To continue, we assumed that ROMO1 rs6060566 polymorphism might be associated with MI. However, we failed to show the presumable association in Slovenian subjects with T2DM. One possible explanation for our results might be that some of the controls had clinically silent CAD that we did not detect with our inclusion criteria, or had other macro- or microvascular complications that could also be induced by oxidative stress. Not detecting clinically silent CAD is therefore a major limitation of our study. Otherwise, subjects with MI had a longer duration of DM and higher levels of HbA1c. It is generally believed that the relative risk for MI increases with any increase in glycaemia above the normal range [45]. On the other hand, blood pressure in cases was better managed, which is probably a consequence of a recent MI, thus recently optimized medical therapy and presumed better compliance.

Conclusions

In conclusion, in this study we did not observe any association between the rs6060566 polymorphism of the ROMO1 gene and the risk of MI in Caucasians with T2DM. However, we found that subjects carrying the C allele were at a 3.27-fold increased risk of developing severe CAD compared with those who had non-obstructive CAD. Moreover, C allele carriers showed a statistically higher number of cells positive for ROMO1 compared with T allele carriers in coronary endarterectomy samples. Furthermore, it seems likely that the extent of CAD was a risk factor for MI in a subgroup of subjects in whom 2 VD was diagnosed with coronary CTA.

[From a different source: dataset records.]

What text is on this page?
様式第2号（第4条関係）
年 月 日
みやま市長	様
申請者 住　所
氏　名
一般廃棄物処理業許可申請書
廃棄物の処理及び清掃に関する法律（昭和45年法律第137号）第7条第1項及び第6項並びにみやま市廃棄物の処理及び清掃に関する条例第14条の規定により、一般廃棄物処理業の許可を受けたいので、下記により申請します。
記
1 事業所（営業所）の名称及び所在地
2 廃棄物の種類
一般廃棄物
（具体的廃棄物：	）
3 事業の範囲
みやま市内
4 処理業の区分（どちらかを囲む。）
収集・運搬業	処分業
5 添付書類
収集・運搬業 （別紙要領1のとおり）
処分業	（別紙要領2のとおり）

In summary, our findings signal that 8-OHdG, a well-known oxidative stress marker, does not have the ability to discriminate between subjects with and without CAD. Association analyses in different ethnic populations are needed to confirm and validate our preliminary findings.

New opportunities for research activity are needed to explore the contribution of oxidative stress to the perpetuation of the atherosclerotic process in the coronary artery system in subjects with T2DM.